Lu Guanqiu, the chairman of supplier Wanxiang Group, is in a talkative mood.
At a July 25 press conference in Washington, he shakes hands and exchanges laughs with a gaggle of Chinese colleagues. A lone photographer furiously snaps photos.
He tells the reporters about his White House meeting that day with Vice President Joe Biden. Lu briefed him about his plans to revive Fisker Automotive Holdings Inc., whose former General Motors assembly plant is in Biden's home state, Delaware.
In February, Lu had won an auction for Fisker, paying $149.2 million for the assets of the bankrupt producer of plug-in hybrid cars. Now, he was wrapping up a weeklong visit to the United States to raise his company's profile with key politicians and drum up support for his turnaround plan.
His plan is nothing if not ambitious. If he can pull the right strings -- and work out the many engineering kinks in the Fisker Karma -- the former bicycle repairman will bring the sleek plug-in hybrid back to life. That would establish Wanxiang as a high-profile coach-builder in the prestigious U.S. market.

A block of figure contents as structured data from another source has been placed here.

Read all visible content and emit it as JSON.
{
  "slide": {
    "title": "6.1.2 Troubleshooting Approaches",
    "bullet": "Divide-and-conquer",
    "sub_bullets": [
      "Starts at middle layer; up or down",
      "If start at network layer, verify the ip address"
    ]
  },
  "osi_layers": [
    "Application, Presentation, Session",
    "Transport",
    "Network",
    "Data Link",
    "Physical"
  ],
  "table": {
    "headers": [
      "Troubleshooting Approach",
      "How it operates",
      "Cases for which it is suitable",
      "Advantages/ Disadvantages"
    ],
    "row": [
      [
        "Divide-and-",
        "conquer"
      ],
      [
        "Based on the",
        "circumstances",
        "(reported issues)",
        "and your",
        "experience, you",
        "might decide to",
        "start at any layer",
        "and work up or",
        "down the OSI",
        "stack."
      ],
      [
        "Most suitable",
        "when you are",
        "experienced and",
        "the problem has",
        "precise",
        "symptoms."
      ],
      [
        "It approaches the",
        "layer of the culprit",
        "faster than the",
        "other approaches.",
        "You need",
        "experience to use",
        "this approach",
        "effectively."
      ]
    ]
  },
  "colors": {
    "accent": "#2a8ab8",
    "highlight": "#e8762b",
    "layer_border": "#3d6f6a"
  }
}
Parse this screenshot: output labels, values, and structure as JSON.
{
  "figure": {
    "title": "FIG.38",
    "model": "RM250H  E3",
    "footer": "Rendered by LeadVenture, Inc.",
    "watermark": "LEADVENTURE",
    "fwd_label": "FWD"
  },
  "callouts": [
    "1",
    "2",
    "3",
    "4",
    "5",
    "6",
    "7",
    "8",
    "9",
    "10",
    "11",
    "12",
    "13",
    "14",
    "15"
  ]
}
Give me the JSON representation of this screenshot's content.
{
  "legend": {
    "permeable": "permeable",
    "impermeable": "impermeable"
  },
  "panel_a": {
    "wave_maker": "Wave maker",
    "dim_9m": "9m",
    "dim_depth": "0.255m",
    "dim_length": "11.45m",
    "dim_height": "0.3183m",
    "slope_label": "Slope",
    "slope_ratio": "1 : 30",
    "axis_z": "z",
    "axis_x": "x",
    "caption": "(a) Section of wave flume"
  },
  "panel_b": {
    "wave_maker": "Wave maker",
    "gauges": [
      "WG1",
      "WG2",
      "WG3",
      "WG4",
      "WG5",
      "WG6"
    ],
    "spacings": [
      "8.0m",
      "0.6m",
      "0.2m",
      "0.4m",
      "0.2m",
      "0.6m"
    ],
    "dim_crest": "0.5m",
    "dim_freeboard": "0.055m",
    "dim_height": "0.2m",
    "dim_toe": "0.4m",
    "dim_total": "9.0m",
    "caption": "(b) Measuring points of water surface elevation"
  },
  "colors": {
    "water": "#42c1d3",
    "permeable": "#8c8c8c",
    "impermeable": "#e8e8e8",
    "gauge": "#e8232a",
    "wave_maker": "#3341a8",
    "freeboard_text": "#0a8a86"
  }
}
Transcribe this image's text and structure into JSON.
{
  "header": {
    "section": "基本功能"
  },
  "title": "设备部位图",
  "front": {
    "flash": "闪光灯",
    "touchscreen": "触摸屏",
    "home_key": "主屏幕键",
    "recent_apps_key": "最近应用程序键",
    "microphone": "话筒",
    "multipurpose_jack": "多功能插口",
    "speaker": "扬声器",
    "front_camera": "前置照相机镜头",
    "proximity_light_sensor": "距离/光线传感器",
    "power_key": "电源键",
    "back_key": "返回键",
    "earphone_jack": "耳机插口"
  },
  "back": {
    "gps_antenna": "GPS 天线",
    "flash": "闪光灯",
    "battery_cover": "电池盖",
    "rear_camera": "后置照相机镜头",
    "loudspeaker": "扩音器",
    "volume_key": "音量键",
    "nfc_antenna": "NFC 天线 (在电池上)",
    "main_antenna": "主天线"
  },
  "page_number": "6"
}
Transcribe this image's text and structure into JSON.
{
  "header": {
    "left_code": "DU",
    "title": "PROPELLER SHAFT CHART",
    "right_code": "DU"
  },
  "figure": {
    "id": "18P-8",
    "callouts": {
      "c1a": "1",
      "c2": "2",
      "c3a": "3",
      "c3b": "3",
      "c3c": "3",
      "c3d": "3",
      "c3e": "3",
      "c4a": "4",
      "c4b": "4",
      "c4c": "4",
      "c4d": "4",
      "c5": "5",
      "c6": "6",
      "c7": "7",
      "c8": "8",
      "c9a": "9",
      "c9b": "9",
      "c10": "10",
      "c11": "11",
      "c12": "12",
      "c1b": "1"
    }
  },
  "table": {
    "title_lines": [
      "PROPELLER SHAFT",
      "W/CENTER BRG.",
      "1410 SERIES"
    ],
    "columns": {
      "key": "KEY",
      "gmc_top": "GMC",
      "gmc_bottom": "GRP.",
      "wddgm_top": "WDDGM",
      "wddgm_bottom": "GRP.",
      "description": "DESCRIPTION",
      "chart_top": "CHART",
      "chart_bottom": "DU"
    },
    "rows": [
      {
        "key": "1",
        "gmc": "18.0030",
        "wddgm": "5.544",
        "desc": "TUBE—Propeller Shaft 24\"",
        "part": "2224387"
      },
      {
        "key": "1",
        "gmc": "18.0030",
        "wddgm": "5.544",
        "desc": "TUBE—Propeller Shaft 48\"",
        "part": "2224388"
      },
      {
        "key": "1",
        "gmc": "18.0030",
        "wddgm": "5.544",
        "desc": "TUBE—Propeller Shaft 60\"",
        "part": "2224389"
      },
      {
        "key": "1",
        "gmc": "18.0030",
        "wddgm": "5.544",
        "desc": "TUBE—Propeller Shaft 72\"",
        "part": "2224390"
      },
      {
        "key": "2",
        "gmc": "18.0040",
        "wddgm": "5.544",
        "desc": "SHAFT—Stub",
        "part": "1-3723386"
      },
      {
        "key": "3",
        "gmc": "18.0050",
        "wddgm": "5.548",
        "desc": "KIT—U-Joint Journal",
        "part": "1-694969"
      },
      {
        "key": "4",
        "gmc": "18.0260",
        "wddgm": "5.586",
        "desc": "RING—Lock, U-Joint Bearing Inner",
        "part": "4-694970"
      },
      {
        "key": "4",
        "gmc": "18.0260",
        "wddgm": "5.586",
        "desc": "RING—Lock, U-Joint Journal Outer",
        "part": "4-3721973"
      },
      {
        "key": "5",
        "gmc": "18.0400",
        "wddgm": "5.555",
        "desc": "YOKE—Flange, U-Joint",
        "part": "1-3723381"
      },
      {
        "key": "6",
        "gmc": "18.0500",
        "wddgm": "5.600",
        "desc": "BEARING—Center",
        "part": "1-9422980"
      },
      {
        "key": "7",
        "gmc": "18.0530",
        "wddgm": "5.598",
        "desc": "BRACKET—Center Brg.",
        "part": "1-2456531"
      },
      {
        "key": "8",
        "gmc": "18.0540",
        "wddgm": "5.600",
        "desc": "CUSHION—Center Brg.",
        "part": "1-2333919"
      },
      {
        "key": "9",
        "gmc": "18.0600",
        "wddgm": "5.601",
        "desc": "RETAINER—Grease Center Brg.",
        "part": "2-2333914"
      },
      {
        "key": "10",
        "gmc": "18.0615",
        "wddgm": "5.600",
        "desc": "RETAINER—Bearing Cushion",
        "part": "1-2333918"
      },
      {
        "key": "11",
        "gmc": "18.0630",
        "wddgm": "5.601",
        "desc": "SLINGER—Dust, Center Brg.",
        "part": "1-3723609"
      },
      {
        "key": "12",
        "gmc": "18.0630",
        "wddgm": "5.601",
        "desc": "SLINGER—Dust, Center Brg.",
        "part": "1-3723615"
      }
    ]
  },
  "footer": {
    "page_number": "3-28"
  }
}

Those are big ifs. But Lu is not accustomed to failure.
Lu's U.S. visit included a stop in suburban Detroit, where he met Michigan Gov. Rick Snyder at the headquarters of A123 Systems Inc., a once-bankrupt maker of lithium ion batteries that Wanxiang acquired in 2013.
Lu followed that with a visit to Delaware -- home to the shuttered Wilmington assembly plant that someday might produce Fisker cars -- where he met Delaware Gov. Jack Markell.